Silas era implacable, sus ataques alimentados por un odio puro y una retorcida necesidad de control. Cada movimiento estaba calculado para dominar, someter, quebrantar. Pero no había llegado tan lejos, liderado a esos lobos, luchado por mi manada, para caer ante su brutalidad. Tenía algo que él nunca podría poseer: un propósito más allá de mí misma, una lealtad hacia aquellos que se habían convertido en mi familia.
Mientras nuestra batalla continuaba, sentí la fuerza de cada lobo que observaba, la unidad que nos unía, llenándome de un poder que iba más allá de la fuerza física. Los golpes de Silas eran feroces, pero luchaba solo, cada uno de sus movimientos impulsado por el ego, por la necesidad de demostrar su valía. Yo luchaba con un propósito más profundo, con el conocimiento de que mis lobos estaban detrás de mí, que su coraje, su resistencia, estaba entretejido en cada paso que daba.
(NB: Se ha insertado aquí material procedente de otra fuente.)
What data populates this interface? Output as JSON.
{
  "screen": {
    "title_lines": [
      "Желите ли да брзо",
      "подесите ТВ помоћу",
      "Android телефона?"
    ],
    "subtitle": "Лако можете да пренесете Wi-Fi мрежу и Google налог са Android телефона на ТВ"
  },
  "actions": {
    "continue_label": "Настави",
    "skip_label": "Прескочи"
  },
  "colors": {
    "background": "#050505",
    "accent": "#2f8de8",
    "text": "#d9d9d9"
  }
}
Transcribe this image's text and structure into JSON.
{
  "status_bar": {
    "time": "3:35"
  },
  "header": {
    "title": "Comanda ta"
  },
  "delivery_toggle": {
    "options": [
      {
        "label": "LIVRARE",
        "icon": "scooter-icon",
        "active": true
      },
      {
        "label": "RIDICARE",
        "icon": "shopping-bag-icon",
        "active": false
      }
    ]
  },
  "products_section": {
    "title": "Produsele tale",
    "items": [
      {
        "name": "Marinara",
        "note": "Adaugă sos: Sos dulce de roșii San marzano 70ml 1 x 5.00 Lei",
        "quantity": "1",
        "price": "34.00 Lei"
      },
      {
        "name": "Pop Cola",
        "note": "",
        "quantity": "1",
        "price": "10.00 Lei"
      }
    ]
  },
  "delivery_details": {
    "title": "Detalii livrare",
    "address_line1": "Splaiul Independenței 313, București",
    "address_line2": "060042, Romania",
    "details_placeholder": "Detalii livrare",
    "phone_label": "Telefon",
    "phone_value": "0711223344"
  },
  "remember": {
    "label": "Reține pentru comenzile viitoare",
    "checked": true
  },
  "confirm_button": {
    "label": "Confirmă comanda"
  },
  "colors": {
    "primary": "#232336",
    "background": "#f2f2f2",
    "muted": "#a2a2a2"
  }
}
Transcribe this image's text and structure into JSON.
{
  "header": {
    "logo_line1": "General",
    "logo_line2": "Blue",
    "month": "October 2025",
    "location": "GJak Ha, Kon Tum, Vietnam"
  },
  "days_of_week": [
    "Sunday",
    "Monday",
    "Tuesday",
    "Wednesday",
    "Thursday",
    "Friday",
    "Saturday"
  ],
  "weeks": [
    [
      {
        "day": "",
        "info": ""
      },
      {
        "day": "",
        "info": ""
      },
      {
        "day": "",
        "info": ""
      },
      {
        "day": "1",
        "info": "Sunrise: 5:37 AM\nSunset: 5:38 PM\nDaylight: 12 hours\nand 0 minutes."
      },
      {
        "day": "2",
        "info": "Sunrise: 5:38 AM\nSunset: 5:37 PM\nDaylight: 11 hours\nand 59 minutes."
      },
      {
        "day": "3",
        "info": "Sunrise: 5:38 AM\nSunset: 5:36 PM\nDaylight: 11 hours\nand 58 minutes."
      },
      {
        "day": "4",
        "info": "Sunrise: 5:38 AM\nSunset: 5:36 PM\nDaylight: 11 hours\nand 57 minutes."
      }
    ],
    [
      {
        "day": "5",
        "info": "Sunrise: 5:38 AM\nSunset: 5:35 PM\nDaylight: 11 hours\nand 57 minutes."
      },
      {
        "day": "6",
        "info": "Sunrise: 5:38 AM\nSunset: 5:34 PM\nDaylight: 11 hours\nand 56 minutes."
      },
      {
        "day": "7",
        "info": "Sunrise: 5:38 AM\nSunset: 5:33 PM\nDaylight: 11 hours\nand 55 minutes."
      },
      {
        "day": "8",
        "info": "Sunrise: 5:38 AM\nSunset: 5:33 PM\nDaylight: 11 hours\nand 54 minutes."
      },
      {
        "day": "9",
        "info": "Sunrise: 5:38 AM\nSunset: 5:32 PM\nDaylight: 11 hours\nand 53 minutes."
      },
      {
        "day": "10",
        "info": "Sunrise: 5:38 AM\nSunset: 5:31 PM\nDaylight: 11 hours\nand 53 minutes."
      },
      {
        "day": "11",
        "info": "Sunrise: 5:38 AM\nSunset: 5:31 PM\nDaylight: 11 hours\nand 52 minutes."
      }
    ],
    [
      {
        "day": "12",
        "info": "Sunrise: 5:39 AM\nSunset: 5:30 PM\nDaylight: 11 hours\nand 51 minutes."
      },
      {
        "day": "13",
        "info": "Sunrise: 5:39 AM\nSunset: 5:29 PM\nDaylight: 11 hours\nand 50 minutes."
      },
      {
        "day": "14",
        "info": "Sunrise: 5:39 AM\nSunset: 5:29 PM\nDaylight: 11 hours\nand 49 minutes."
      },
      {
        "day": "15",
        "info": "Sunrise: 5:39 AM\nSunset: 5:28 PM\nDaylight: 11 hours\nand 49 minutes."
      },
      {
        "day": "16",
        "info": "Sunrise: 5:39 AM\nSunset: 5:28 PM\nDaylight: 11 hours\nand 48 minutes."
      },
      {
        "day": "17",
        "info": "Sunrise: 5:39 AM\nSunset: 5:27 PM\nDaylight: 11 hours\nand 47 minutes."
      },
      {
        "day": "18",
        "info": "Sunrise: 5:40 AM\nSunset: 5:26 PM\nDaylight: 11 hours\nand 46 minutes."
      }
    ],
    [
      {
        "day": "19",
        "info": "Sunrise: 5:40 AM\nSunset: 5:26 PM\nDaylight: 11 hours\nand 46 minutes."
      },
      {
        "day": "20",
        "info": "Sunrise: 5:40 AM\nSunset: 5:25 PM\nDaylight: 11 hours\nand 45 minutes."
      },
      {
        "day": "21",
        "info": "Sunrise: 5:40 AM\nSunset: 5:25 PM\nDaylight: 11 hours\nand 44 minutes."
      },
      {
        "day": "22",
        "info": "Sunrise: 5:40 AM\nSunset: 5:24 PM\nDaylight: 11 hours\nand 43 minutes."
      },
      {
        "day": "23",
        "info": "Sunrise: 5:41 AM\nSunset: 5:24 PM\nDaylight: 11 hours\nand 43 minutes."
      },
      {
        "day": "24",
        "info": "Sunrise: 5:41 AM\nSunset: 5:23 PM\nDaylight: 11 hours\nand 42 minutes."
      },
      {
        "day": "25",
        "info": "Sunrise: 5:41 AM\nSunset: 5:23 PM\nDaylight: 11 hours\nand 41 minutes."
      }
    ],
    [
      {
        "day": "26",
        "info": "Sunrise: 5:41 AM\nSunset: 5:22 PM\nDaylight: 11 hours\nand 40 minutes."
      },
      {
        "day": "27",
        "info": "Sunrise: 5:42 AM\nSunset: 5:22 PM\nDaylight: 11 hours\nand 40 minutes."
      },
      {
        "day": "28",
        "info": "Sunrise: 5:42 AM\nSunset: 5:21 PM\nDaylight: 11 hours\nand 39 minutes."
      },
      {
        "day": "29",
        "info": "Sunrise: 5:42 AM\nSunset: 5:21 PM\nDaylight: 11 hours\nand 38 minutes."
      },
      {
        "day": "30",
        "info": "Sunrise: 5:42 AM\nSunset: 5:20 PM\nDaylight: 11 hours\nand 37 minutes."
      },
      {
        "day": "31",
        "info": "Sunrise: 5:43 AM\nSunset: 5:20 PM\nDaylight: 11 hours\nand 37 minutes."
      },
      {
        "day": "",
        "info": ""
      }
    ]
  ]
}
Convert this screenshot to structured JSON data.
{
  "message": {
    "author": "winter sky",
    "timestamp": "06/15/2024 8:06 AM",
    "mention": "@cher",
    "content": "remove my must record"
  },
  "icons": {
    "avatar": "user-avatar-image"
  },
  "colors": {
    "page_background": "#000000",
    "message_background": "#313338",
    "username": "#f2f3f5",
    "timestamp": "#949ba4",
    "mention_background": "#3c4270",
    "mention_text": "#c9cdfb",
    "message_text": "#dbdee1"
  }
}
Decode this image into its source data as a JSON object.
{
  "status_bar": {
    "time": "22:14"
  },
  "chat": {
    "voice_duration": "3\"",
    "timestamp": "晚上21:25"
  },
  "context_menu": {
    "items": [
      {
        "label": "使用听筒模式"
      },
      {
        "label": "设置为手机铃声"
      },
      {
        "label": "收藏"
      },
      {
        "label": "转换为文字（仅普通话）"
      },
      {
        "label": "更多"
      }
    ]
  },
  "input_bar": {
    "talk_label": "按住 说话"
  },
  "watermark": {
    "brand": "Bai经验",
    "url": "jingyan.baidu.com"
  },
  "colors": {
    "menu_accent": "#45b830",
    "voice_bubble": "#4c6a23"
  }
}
Silas se abalanzó de nuevo, sus garras rozaron mi hombro, el dolor estalló mientras retrocedía tambaleándome. Sonrió con aire burlón, confundiendo mi tropiezo con debilidad, y avanzó con una crueldad satisfactoria en sus ojos. Pero usé su arrogancia contra él, fingiendo hacia la izquierda antes de asestar un golpe rápido y poderoso en su costado, obligándolo a retroceder con un gruñido.
«¿Crees que esto cambia algo?», escupió, su voz llena de veneno.
—Tu manada caerá. Verán que eres débil, que no tienes la fuerza para liderarlos.
Me enderecé, enfrentando su mirada con una calma que desmentía la adrenalina que me recorría.
—La fuerza no tiene que ver con el miedo, Silas. Mis lobos luchan unos por otros, por su familia. Esa es una fuerza que nunca podrás quebrantar.
Su mueca se convirtió en un gruñido y se abalanzó sobre mí, sus movimientos impulsados por una rabia que lo volvía imprudente. Vi la oportunidad, su exceso de confianza lo dejó expuesto, y golpeé, usando cada gramo de fuerza que tenía, cada lección que había aprendido, cada sacrificio que mi manada había hecho. Mis garras golpearon su pecho y, con un empujón enérgico, lo tiré al suelo.
Silas permaneció tendido allí un momento, aturdido, con la mirada llena de incredulidad mientras luchaba por levantarse. A nuestro alrededor, los lobos observaban en silencio, con los ojos muy abiertos al ver a su supuesto enemigo invencible vulnerable, derrotado. Pero yo no había terminado.